Personality and US presidential choices: a study of the protracted Afghanistan war
Abstract
The 20-year-long US war in Afghanistan, which started in 2001 and ended in 2021, resulted in significant civilian casualties, US military deaths and financial costs. This protracted war raised the question of why the war endured for so long despite such terrible costs. In order to answer this question, this thesis explores the causal relationship between the personalities and leadership styles of US presidents George Walker Bush and Barack Obama and their decision-making relating to US continuation of this war. Bush’s and Obama’s personalities and leadership styles are examined using Leadership Trait Analysis (LTA). Further personality-based expectations relating to the two presidents’ policy orientations and decision-making are developed based on their scores on the seven LTA traits. These expectations are examined in two case studies of five major occasions for decision and two subsequent policy changes relating to the Afghanistan war.

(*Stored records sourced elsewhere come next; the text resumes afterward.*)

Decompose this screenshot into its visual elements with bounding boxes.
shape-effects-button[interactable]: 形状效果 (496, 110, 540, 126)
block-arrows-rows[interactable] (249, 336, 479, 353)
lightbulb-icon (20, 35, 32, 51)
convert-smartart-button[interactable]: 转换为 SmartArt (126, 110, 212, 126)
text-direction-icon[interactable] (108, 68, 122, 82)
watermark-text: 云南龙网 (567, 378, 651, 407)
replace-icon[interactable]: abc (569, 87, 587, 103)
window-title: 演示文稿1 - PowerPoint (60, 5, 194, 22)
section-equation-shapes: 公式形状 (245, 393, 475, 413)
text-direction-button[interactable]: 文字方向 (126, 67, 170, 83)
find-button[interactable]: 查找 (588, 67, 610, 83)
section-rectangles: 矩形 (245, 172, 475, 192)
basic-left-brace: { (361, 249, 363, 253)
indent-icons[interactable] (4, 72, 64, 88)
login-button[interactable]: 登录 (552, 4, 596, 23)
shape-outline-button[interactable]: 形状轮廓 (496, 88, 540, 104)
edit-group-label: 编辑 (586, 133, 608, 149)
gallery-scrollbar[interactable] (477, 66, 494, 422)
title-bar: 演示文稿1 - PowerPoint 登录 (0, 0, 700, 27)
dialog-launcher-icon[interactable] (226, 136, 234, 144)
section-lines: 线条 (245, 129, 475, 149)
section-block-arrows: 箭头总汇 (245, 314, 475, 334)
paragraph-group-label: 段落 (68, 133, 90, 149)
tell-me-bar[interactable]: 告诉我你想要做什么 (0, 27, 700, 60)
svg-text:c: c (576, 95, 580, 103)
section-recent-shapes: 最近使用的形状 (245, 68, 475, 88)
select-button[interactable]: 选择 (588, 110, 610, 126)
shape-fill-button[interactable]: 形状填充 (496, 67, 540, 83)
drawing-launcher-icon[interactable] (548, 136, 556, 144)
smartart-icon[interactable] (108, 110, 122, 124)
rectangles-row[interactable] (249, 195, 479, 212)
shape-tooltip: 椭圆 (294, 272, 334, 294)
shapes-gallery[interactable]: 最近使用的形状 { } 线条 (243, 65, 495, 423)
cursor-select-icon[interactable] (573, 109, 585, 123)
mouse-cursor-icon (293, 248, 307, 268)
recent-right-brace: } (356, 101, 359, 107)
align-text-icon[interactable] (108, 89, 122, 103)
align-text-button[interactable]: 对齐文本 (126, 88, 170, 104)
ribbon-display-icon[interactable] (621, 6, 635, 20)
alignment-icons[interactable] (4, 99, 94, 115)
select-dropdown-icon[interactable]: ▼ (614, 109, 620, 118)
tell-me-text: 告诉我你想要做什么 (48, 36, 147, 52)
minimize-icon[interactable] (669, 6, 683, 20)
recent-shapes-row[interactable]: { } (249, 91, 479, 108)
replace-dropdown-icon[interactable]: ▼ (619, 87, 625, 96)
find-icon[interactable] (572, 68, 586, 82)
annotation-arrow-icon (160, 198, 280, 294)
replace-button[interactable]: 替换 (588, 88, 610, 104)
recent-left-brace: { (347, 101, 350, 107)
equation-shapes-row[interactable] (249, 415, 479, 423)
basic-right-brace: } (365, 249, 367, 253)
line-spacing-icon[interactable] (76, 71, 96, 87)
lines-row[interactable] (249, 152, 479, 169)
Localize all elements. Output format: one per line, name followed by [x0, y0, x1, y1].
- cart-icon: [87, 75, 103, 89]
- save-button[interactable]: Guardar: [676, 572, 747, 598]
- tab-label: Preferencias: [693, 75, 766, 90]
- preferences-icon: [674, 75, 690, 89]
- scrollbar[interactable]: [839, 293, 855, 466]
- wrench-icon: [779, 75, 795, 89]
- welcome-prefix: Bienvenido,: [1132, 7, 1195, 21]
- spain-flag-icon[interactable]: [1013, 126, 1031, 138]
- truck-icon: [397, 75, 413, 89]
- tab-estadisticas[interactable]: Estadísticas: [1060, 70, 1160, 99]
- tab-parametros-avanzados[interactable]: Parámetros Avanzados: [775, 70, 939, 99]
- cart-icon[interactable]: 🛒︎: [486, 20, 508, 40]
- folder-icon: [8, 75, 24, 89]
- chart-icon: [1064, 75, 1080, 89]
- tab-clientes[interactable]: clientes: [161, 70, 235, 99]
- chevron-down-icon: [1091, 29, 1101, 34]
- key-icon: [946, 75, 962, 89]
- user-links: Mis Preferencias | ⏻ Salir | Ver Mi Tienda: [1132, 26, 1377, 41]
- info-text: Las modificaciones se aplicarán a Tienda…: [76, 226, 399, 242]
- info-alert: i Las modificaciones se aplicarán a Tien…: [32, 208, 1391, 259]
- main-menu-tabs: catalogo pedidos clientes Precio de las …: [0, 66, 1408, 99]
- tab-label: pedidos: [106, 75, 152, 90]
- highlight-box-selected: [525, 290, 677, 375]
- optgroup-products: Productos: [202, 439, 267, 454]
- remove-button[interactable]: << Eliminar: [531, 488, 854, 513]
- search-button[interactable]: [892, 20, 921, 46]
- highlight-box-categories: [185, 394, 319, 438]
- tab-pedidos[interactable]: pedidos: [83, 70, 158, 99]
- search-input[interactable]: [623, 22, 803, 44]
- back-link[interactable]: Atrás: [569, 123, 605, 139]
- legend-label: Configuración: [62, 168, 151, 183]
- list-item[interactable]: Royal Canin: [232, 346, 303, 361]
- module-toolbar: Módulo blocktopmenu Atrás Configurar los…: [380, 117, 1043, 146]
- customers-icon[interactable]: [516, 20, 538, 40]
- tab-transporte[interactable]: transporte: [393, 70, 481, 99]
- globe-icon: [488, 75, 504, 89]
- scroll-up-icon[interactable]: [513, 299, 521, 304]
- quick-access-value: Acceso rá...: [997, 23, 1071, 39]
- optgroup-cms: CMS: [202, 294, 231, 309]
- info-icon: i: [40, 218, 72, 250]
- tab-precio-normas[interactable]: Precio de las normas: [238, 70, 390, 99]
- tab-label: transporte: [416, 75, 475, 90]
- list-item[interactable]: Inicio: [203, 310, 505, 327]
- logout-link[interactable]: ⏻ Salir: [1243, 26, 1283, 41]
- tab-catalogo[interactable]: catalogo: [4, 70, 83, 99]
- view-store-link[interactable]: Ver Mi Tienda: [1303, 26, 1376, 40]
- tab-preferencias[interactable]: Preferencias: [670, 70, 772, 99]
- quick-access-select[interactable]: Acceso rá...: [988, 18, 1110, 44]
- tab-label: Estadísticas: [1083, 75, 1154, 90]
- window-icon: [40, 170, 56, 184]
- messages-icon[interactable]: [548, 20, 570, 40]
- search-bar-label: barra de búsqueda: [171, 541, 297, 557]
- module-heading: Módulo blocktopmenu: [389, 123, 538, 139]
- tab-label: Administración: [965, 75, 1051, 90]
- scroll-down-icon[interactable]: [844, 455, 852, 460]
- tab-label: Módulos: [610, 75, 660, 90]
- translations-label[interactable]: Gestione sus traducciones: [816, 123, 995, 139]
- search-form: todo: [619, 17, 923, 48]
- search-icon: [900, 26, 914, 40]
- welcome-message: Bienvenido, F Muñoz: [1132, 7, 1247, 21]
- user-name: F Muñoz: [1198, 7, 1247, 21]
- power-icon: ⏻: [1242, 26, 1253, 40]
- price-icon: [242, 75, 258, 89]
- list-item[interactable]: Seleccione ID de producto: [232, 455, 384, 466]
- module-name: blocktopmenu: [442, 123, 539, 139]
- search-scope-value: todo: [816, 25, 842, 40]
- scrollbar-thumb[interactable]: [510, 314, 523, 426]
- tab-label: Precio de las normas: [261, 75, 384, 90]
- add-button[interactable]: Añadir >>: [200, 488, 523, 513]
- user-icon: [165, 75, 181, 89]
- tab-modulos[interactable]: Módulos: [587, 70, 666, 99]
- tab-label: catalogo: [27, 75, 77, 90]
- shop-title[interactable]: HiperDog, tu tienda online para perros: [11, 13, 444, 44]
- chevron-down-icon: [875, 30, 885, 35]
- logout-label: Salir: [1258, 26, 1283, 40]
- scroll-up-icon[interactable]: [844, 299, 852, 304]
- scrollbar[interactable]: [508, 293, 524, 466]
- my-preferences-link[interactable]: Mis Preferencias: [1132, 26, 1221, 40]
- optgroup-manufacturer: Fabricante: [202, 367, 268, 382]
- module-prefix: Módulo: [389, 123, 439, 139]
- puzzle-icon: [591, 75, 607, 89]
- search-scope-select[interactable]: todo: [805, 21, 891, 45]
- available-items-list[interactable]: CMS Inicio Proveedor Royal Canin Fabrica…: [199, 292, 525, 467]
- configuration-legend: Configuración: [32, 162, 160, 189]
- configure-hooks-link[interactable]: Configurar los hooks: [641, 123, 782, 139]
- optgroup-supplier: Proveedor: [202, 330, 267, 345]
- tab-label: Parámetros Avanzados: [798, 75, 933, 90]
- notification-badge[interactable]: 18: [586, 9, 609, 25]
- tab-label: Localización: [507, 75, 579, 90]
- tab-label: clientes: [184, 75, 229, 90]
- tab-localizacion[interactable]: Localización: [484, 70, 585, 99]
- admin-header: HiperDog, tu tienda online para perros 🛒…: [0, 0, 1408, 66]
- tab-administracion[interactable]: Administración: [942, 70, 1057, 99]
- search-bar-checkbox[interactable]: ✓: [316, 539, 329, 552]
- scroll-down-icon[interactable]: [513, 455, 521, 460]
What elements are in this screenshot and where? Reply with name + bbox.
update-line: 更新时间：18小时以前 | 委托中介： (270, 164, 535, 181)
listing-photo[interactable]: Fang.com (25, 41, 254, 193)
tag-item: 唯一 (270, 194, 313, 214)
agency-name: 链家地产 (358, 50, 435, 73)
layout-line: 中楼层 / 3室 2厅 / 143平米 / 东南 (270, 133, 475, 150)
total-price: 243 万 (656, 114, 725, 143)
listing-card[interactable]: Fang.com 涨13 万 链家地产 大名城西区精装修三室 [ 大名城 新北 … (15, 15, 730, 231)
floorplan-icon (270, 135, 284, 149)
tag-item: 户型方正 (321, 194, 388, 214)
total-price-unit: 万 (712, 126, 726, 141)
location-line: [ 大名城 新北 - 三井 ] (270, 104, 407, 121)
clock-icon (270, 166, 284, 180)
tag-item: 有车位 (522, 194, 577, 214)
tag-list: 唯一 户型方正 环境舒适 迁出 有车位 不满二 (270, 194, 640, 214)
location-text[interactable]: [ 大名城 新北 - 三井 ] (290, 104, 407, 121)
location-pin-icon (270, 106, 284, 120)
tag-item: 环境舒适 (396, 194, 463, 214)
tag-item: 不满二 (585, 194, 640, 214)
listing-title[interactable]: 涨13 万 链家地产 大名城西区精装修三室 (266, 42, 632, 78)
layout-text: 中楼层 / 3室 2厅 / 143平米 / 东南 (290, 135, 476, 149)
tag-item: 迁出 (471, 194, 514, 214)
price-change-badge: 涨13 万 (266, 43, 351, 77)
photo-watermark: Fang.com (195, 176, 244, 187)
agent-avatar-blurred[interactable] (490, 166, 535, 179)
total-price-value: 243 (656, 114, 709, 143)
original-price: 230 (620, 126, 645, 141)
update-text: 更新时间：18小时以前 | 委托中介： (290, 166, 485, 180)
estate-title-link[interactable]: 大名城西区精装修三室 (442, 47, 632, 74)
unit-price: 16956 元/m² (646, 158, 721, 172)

The findings confirm that Bush’s and Obama’s personalities help understand and explain their continuation of the Afghanistan war. First, their war orientations are consistent with the expectations based on their distrust of others. Another trait, in-group bias, also helps explain their continuation of this war. Second, the different ways in which the two presidents managed their decision-making processes and shaped the policy outcomes are mainly consistent with the expectations based on their personalities. Third, leaders’ openness to divergent voices in decision-making is based more on their conceptual complexity and can be influenced by their task focus and inexperience in different ways.
Findings from this thesis contribute to the existing scholarship on the post-9/11 US foreign policy in Afghanistan, especially US continuation of the US-Afghanistan war. Furthermore, this thesis makes two main theoretical contributions to LTA theory. First, it explores and identifies the causal relationship between leaders’ distrust of others and their continuation of the war. Second, it examines and identifies factors (leaders’ task focus and inexperience) that influence the effects of leaders’ conceptual complexity on their openness to divergent opinions in decision-making.